The North Carolina portion of the Watauga River basin is located within the Blue Ridge physiographic province of the southern Appalachian Mountains ecoregion. The basin encompasses portions of two counties (Watauga and Avery) and includes six municipalities (Banner Elk, Beech Mountain, Boone, Elk Park, Seven Devils and Sugar Mountain). The estimated total population in the basin in 2000 was approximately 23,700, and this is projected to grow to approximately 26,500 by the year 2020.
Overall land cover in the North Carolina portion of the basin is approximately 78 percent forested (including wetlands), 14 percent agricultural and eight percent developed. Developed land (and associated impervious cover) is concentrated primarily along major transportation corridors in the basin and within and surrounding the six municipalities. An increasing number of residential subdivisions and vacation homes will inevitably increase the amount of impervious cover (and associated water-quality threats) across the basin.

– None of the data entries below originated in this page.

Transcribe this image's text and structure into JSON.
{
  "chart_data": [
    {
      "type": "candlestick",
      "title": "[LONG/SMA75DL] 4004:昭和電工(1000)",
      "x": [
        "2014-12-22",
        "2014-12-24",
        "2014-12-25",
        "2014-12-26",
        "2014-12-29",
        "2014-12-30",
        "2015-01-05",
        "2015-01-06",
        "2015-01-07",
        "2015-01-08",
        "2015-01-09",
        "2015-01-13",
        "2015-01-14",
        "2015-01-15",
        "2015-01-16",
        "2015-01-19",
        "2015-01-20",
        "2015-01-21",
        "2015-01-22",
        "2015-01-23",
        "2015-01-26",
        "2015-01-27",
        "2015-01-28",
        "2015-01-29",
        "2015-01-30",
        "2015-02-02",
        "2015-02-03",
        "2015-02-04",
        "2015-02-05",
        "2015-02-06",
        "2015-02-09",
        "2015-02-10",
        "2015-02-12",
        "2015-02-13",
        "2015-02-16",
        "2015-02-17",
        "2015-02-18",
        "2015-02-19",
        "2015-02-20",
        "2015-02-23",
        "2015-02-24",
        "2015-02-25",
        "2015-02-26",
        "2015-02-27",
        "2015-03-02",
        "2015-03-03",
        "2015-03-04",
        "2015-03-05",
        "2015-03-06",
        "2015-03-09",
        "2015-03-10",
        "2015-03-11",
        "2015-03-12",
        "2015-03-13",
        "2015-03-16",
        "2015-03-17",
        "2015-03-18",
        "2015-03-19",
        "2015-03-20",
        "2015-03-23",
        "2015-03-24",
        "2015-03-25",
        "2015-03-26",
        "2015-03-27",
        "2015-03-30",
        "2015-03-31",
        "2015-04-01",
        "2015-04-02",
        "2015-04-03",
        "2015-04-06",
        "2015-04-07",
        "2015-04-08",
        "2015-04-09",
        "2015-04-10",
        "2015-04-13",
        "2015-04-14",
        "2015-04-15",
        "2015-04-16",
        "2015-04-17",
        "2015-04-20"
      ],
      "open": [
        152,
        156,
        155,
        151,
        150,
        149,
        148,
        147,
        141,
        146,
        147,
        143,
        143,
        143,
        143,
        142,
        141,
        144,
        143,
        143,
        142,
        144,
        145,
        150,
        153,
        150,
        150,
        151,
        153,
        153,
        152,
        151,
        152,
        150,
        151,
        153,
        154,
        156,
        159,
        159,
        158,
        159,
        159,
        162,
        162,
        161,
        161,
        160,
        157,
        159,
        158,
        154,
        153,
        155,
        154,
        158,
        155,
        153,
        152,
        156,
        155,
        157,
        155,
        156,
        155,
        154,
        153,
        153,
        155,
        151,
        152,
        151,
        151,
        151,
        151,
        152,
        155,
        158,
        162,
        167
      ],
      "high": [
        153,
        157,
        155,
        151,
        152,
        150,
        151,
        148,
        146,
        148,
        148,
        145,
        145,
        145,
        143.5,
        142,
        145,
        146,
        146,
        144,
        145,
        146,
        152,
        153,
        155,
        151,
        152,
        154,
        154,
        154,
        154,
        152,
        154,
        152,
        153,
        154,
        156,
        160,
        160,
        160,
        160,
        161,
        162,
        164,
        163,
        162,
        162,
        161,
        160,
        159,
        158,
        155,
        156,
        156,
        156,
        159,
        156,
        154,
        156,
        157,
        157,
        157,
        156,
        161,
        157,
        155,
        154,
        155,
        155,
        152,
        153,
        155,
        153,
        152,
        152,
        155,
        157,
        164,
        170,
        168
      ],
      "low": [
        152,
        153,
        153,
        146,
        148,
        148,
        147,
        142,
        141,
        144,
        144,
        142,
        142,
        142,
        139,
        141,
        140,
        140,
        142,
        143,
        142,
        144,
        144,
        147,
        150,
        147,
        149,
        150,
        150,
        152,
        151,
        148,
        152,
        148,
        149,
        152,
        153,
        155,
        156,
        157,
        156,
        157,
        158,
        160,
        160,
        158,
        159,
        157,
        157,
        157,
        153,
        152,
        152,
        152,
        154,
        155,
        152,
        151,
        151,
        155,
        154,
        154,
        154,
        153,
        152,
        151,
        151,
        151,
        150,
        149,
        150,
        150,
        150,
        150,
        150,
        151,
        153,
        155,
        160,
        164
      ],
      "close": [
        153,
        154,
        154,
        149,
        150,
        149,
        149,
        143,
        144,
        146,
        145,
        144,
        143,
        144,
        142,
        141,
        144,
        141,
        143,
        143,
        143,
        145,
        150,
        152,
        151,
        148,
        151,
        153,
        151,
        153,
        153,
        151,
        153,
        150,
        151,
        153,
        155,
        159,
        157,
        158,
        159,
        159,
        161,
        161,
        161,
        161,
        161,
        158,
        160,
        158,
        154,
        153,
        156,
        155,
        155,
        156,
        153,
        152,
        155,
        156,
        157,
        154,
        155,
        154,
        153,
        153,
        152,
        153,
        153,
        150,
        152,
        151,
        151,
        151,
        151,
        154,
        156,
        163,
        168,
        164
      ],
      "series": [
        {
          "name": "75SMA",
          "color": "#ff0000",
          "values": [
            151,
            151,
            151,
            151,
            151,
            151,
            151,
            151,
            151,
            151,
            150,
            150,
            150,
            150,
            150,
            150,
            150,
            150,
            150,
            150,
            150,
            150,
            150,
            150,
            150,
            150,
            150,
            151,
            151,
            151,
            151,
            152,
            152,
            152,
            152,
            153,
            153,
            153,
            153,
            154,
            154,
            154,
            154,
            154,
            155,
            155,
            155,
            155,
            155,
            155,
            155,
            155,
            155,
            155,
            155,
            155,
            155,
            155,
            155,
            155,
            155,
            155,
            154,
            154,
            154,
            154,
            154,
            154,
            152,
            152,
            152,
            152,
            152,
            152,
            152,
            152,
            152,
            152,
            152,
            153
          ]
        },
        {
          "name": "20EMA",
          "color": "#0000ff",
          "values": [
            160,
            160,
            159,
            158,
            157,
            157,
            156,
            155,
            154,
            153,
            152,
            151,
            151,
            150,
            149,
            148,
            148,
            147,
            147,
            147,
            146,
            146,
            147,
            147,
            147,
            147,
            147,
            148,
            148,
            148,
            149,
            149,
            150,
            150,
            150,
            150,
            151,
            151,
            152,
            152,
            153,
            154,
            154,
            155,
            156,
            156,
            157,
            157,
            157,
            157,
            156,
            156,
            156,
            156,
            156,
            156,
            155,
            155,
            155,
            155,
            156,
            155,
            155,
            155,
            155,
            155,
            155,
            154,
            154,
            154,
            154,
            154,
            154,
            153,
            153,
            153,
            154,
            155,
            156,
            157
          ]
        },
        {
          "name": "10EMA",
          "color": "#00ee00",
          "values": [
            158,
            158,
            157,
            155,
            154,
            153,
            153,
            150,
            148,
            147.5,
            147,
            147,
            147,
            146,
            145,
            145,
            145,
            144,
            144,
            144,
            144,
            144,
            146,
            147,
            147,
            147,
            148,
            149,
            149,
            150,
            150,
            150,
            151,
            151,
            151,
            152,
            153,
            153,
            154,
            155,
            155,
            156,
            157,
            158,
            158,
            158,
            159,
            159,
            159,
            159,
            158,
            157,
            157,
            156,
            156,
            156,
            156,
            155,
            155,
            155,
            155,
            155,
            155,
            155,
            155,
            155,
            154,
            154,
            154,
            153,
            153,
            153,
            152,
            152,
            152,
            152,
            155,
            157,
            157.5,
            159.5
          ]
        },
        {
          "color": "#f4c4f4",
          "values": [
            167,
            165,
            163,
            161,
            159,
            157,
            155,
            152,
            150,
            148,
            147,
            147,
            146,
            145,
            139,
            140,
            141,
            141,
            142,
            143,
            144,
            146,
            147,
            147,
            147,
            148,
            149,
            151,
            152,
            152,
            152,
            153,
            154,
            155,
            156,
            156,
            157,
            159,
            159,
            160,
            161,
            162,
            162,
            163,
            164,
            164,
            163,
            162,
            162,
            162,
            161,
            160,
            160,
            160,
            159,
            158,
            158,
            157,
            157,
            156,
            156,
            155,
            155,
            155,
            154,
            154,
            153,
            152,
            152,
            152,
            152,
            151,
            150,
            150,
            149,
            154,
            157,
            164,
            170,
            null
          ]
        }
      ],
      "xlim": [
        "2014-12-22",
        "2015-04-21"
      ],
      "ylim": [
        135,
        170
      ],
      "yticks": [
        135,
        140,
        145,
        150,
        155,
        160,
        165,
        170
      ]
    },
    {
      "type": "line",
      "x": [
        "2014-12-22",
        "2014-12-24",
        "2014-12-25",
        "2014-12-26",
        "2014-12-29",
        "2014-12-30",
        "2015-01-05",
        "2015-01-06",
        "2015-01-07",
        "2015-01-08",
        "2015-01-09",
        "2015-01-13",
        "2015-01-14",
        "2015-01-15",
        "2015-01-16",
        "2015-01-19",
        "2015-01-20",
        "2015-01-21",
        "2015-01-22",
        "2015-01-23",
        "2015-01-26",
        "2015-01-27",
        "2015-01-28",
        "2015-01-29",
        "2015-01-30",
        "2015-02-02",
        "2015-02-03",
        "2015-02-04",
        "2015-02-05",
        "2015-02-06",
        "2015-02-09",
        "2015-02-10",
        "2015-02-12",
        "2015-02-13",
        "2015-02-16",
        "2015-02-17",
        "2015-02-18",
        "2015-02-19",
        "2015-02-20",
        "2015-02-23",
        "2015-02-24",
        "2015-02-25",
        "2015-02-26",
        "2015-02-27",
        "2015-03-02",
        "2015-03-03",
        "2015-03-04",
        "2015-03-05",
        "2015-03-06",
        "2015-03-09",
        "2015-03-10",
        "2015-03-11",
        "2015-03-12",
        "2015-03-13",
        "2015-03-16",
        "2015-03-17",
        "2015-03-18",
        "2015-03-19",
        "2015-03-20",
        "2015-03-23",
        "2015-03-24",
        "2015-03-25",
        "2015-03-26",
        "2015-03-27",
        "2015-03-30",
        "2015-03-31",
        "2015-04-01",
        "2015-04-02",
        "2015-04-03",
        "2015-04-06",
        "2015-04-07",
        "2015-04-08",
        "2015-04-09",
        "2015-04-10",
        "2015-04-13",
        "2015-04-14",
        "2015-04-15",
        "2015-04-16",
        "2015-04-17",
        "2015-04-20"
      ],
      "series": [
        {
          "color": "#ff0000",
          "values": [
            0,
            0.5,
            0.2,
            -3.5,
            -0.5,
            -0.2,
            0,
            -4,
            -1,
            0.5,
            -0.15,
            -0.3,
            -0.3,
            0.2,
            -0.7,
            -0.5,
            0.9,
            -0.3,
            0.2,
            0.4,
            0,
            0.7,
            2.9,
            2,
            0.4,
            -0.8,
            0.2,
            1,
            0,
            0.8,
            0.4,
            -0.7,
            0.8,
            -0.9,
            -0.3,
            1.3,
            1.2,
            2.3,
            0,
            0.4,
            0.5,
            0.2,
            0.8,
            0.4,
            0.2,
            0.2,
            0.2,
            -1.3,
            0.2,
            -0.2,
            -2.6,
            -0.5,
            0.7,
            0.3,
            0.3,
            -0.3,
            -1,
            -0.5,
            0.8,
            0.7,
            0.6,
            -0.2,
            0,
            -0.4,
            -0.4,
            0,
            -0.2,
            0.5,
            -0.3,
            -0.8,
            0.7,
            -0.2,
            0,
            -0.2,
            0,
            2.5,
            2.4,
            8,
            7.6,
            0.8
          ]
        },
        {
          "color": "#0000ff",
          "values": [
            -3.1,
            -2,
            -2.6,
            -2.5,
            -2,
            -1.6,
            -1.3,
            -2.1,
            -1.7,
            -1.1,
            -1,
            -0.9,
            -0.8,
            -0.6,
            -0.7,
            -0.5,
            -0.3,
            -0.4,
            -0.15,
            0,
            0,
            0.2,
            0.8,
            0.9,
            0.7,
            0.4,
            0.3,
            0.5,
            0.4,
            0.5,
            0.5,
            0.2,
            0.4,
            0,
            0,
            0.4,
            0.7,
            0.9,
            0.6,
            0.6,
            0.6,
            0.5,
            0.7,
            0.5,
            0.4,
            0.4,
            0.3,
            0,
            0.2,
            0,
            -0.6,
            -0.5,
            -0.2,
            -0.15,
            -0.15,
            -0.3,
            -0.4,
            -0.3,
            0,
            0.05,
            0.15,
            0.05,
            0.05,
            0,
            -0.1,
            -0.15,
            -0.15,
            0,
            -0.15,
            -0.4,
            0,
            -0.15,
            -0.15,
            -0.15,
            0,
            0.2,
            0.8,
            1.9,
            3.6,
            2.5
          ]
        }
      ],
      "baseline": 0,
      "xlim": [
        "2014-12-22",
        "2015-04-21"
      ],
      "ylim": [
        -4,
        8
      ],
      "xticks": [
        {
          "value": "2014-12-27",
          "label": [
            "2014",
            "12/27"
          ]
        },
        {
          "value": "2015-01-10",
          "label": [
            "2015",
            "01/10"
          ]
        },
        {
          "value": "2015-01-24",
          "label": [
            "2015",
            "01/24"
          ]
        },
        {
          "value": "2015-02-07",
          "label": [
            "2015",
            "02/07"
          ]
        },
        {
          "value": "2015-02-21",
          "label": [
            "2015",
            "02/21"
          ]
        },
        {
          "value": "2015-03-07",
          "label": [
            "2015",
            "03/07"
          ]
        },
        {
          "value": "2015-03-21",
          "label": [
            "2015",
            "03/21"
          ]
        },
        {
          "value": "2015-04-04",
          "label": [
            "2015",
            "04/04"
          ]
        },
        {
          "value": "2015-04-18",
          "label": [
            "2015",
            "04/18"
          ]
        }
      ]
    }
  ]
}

This RBRP represents an update of the original document developed in 2002 by DMS precursor, the N.C. Wetlands Restoration Program. The 2002 plan selected only one local watershed to be targeted for stream, wetland and riparian-buffer restoration and protection efforts in the basin. The 2009 RBRP adds two new Targeted Local Watersheds, giving an updated total of three TLWs in the basin in North Carolina.